OPTIMA’s main goal is to prove that there are several HPC applications that can take advantage of the future highly heterogeneous FPGA-populated HPC systems while, by using the newly introduced tools and runtimes, the application porting/development can be almost as simple as developing software for conventional HPC systems incorporating GPUs. In a nutshell, OPTIMA aims to:
- develop optimized versions of applications and open-source libraries that will be executed on FPGA-based HPC systems, at a significantly higher performance-to-energy ratio and/or producing more accurate results than the existing HPC systems, including those consisting of low power CPUs (e.g. ARM) and/or GPUs, and
- provide guidelines and reference open-source designs so as to allow the application porting, by third parties, to FPGA-based heterogeneous platforms to be done in time similar to that needed for porting an HPC application to systems utilizing GPUs and/or many-cores.
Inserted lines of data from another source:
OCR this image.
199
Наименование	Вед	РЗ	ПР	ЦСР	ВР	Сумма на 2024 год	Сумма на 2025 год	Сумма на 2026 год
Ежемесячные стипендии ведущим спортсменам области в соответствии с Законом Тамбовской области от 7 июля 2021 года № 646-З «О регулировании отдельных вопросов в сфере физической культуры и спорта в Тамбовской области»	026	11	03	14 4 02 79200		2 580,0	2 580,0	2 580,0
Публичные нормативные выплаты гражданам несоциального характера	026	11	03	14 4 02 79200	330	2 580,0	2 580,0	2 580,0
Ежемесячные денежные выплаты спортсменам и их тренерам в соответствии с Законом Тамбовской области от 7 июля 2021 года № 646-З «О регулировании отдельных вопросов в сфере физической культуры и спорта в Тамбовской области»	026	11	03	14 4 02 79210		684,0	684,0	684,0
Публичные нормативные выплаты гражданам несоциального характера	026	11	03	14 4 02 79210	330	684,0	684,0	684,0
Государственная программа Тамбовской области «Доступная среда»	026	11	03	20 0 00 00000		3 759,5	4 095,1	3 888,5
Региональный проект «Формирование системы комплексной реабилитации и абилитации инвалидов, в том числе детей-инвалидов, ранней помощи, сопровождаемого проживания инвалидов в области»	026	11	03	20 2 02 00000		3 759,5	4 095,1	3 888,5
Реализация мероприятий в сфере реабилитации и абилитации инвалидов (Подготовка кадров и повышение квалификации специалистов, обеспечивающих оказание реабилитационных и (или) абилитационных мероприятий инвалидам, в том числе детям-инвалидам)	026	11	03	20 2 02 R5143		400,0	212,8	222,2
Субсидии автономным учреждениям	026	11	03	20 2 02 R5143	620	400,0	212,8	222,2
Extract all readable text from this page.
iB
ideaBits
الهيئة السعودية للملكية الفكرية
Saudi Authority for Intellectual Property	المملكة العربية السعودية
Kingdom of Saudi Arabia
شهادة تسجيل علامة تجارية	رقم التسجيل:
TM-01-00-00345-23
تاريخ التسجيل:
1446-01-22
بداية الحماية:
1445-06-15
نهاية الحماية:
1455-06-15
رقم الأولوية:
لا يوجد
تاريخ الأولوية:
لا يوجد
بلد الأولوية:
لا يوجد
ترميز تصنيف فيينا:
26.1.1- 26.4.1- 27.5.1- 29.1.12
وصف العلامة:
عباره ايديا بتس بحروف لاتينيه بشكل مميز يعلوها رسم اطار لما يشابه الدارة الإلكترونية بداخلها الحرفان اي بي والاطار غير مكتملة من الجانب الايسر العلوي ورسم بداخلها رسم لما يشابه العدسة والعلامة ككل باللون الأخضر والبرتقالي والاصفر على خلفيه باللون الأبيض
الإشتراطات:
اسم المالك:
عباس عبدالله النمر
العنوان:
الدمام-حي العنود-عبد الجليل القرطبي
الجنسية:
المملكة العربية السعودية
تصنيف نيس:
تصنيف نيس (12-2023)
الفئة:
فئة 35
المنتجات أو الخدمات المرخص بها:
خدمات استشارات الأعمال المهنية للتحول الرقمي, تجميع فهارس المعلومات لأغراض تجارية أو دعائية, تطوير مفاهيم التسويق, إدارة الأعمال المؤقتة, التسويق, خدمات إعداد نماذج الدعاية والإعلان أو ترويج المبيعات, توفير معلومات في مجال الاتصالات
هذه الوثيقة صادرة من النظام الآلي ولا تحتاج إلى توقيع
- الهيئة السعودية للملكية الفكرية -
A large set of scientific and industrial applications is based on vector operations, linear/differential equations, and matrix multiplications. Consequently, towards enhancing performance, the project will provide the Optima OPen Source (OOPS) library as an optimized set of software routines that may be used by industrial/scientific software and applications, which will take advantage of the OPTIMA hardware platforms. OOPS will drastically reduce the effort of mapping primitive computation kernels onto reconfigurable logic that is integrated in the OPTIMA hardware platforms and improve the execution time and energy efficiency of the mapped computations. OOPS will be integrated into the OPTIMA toolflow and programming environment, enabling seamless utilization of the available hardware resources by software developers, without requiring advanced skills or extensive experience in hardware development.
Figure 1 illustrates how the OOPS library will be integrated to the OPTIMA toolflow. OOPS will expose an API in the form of function prototypes towards the application layer and target the OPTIMA hardware platforms. Developers will be able to utilize OOPS kernels by including a small set of files in the application source code. On the other hand, OOPS kernels will leverage the device vendor runtime layer to:
- transfer data from the host processor to hardware kernels,
- initiate and monitor data processing, and
- send output results back to the application layer.
The OOPS library set will implement a large subset of the BLAS L1, L2, and L3 subroutines [2], a sparse matrix-vector multiplication (SpMV) kernel, and a subset of the PETSc [1] suite that supports the Jacobi preconditioner, LU factorization and the Krylov Conjugate Gradient (CG) algorithm.
The OOPS library will expose a C-based API to users for easy integration with existing development environments. Exposing a standard C-based interface serves the key target of releasing an Open-Source library set to users that can be easily integrated/combined with existing frameworks (e.g. Parallelware, GASPI, etc.) from varying application domains. Other widely used programming languages (e.g. Python) will also be evaluated in order to expand the OOPS library availability. As such, application developers that use the OPTIMA framework will be able to integrate the OOPS library by simply including its API header file in their software code. The full OOPS API will be available at the OPTIMA code repository.

Finally, Figure 2 illustrates the general structure of OOPS kernels that will be implemented in the OPTIMA platforms. Kernels will expose a set of input / output arguments to developers. Before initiating data processing, each kernel will utilize vendor-specific APIs to allocate memory for all input / output arguments in the FPGA, as well as transfer data between the host processor and the attached FPGA device. Towards optimizing performance and resource utilization, all OOPS kernels will include vendor-specific High-Level Synthesis (HLS) directives. These directives allow CAD synthesis and implementation tools to identify and unroll for-loops, exploit data parallelism, set a target pipelining interval, as well as optimize data transfer mechanisms (e.g., using multiple DMA channels and / or double buffering).
References
[1] Balay S., Gropp W.D., McInnes L.C., Smith B.F. (1997) Efficient Management of Parallelism in Object-Oriented Numerical Software Libraries. In: Arge E., Bruaset A.M., Langtangen H.P. (eds) Modern Software Tools for Scientific Computing. Birkhäuser, Boston, MA.
[2] BLAS (Basic Linear Algebra Subprograms) – http://www.netlib.org/blas/